Yona Walesi

Personal information
- Full name: Yona Walesi
- National team: Malawi
- Born: 1 December 1979 (age 46)
- Height: 1.79 m (5 ft 10 in)
- Weight: 79 kg (174 lb)

Sport
- Sport: Swimming
- Strokes: Freestyle

= Yona Walesi =

Malawian former swimmer (born 1979)

Yona Walesi (born December 1, 1979) is a Malawian former swimmer, who specialized in sprint freestyle events. Walesi became one of the first Malawian swimmers to compete at the 2004 Summer Olympics in Athens. He qualified for the men's 50 m freestyle, by receiving a Universality place from FINA in an entry time of 32.08. He challenged seven other swimmers in heat two, including 15-year-old Malique Williams of Antigua and Barbuda. He rounded out the field to last place in 34.11, more than 12 seconds off the top-seeded time set by U.S. swimmer and defending Olympic champion Gary Hall, Jr. Walesi failed to advance into the semifinals, as he placed eighty-third overall out of 86 swimmers in the preliminaries.

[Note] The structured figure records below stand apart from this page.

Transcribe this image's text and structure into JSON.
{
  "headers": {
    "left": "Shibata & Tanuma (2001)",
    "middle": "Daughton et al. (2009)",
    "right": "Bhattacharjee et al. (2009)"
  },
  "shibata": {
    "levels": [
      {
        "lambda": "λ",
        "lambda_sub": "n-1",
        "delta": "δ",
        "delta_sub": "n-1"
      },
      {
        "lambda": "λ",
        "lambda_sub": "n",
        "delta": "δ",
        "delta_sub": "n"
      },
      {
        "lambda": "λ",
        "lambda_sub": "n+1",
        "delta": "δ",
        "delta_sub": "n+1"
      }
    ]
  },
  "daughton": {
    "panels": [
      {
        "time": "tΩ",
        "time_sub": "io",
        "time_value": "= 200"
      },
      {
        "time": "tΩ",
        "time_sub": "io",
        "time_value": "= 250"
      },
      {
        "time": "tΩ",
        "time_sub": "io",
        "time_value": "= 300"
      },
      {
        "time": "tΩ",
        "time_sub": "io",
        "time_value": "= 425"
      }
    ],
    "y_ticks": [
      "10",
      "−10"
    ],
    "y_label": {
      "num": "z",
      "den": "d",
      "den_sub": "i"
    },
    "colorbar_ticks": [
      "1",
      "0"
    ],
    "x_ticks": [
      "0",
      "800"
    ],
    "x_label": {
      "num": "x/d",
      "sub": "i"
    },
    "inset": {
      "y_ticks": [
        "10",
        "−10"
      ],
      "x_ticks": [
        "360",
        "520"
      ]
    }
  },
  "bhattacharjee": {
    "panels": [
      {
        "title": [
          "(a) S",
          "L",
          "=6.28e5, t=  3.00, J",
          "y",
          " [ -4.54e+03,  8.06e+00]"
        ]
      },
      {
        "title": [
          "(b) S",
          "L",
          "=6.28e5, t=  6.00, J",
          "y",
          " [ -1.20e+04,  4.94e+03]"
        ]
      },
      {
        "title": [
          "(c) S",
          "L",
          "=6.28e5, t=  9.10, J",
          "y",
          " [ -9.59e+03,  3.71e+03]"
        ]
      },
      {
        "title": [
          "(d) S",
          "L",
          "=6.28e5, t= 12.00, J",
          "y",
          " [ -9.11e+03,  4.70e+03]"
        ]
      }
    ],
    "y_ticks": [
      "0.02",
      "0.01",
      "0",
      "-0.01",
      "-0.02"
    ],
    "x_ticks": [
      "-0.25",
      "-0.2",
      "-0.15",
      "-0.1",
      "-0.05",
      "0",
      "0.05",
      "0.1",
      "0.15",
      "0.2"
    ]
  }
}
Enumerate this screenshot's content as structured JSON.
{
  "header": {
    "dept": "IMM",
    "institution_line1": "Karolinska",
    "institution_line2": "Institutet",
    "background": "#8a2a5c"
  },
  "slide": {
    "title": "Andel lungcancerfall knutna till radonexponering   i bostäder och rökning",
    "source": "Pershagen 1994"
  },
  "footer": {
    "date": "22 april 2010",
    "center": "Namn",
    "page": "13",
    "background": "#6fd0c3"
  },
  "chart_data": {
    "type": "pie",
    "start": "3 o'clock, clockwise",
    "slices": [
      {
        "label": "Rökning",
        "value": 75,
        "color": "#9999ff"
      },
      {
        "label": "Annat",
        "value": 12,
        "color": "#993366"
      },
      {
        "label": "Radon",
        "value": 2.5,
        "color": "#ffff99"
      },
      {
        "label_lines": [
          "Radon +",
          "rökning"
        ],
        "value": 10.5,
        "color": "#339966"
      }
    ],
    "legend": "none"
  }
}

Yona also coached the Malawi swimmers at the 2008 and 2012 Olympic Games in Beijing and London respectively. His extensive coaching experience has led to him being appointed head coach of the Malawi National Swimming team in several large meets including the Commonwealth Games, Youth Commonwealth Games, and the Cana Zone 3&4.